Recently, a nostalgic sportscaster said that there probably were no more Babe Ruth stories left. But he was wrong. There is still one—mine.
One early July day in the mid-'20s, the New York Yankees were in Philadelphia for a Saturday doubleheader. Pop and I had picked up a lot of suits for pressing, among them two belonging to Ruth himself.
It was customary for my father to go through the pockets and to brush out the cuffs of the pants before pressing each suit. He was routinely going through Ruth's pockets when he felt a small box. It contained a diamond stickpin. Hurrying to the phone, Pop called Steve Monaghan, the club attendant, and said he would return the pin himself.

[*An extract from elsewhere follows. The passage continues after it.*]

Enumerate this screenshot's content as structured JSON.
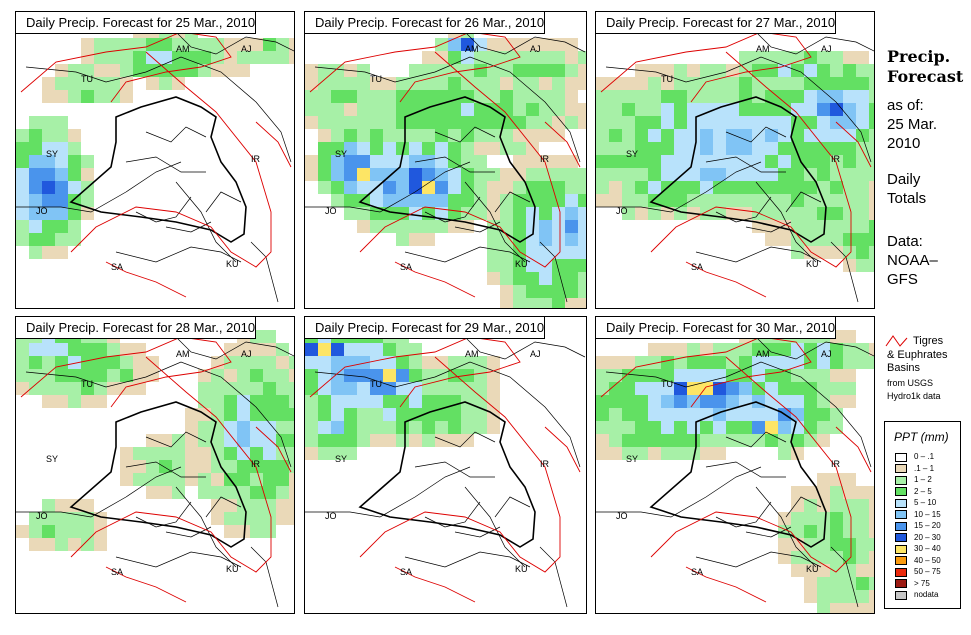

When the second game ended, Pop waited to give the players time to shower and dress, then entered the clubhouse, went directly over to the Babe and returned the stickpin. Babe offered Pop a reward, but my father refused. Ruth, seeing Pop so determined, thanked him, shook hands with him, and then Pop went back to work feeling pleased at having met Ruth in person under such pleasant circumstances.
About an hour later, my parents were in the back room when they heard a commotion out front. Pop hurried out and was stunned to find Babe Ruth autographing baseballs, cards, pieces of paper—anything. When the crowd cleared, the Babe walked over to Pop.
"Mr. Waxman, I've come to thank you again, and please forgive the interruption of your business," he said. Pop, speechless, just mumbled.
Mama had come out front and heard Babe's words. In her less-than-perfect English she asked whether Babe would care to come into the back room for some gefilte fish.
"I sure would. Ma'am," he answered.
The threesome went into the dining room. I followed, astonished. Mama brought out the fish which was garnished with sugared carrots. She set up three plates and silverware, and also served homemade challah. Putting two large portions of fish on the Babe's plate, she cut a large slice of challah and nodded to Pop to go to the closet.